After this innocent CRI DE COEUR of mine, I thought at first there would be a fight, and I remembered with regret that the President in early life had had a hobby of killing lions. But really I began to think that I had been mistaken, and that it was not the President after all. There was a confounding sincerity in the anger with which he declared that he was Farmer Bowles, and everybody knowed it. I appeased him eventually and parted from him at the door of his farmhouse, where he left me with a few tags of religion, which again raised my suspicions of his identity. In the coffee-room to which I returned there was an illustrated paper with a picture of President Kruger, and he and Farmer Bowles were as like as two peas.

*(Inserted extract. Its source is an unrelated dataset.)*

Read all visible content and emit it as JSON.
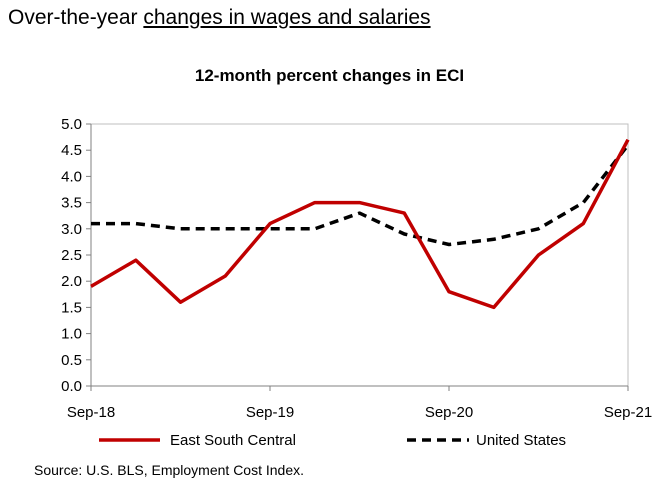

There was a picture also of a group of Outlander leaders, and the faces of them, leering and triumphant, were perhaps unduly darkened by the photograph, but they seemed to me like the faces of a distant and hostile people.

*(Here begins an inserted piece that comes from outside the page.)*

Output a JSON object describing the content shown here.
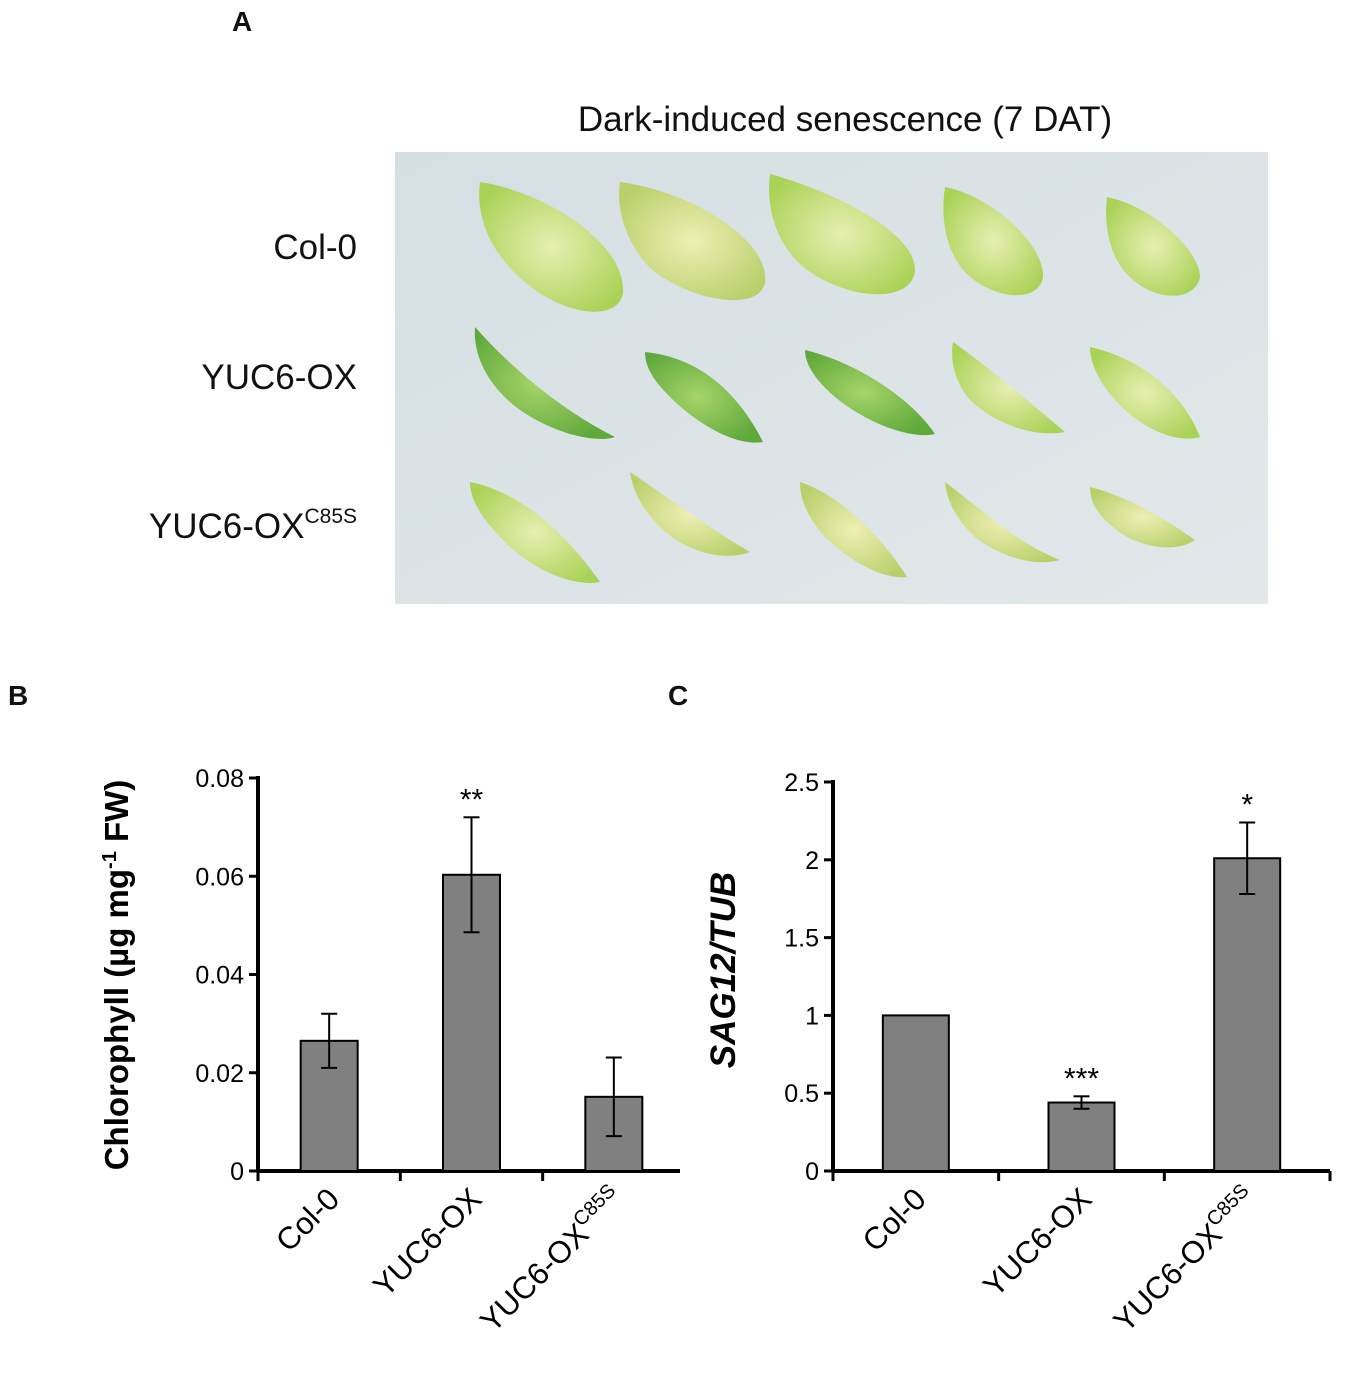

I saw the old man once again on the fierce night of the poll, when he drove down our Liberal lines in a little cart ablaze with the blue Tory ribbons, for he was a man who would carry his colours everywhere. It was evening, and the warm western light was on the grey hair and heavy massive features of that good old man. I knew as one knows a fact of sense that if Spanish and German stockbrokers had flooded his farm or country he would have fought them for ever, not fiercely like an Irishman, but with the ponderous courage and ponderous cunning of the Boer. I knew that without seeing it, as certainly as I knew without seeing it that when he went into the polling room he put his cross against the Conservative name. Then he came out again, having given his vote and looking more like Kruger than ever. And at the same hour on the same night thousands upon thousands of English Krugers gave the same vote. And thus Kruger was pulled down and the dark-faced men in the photograph reigned in his stead.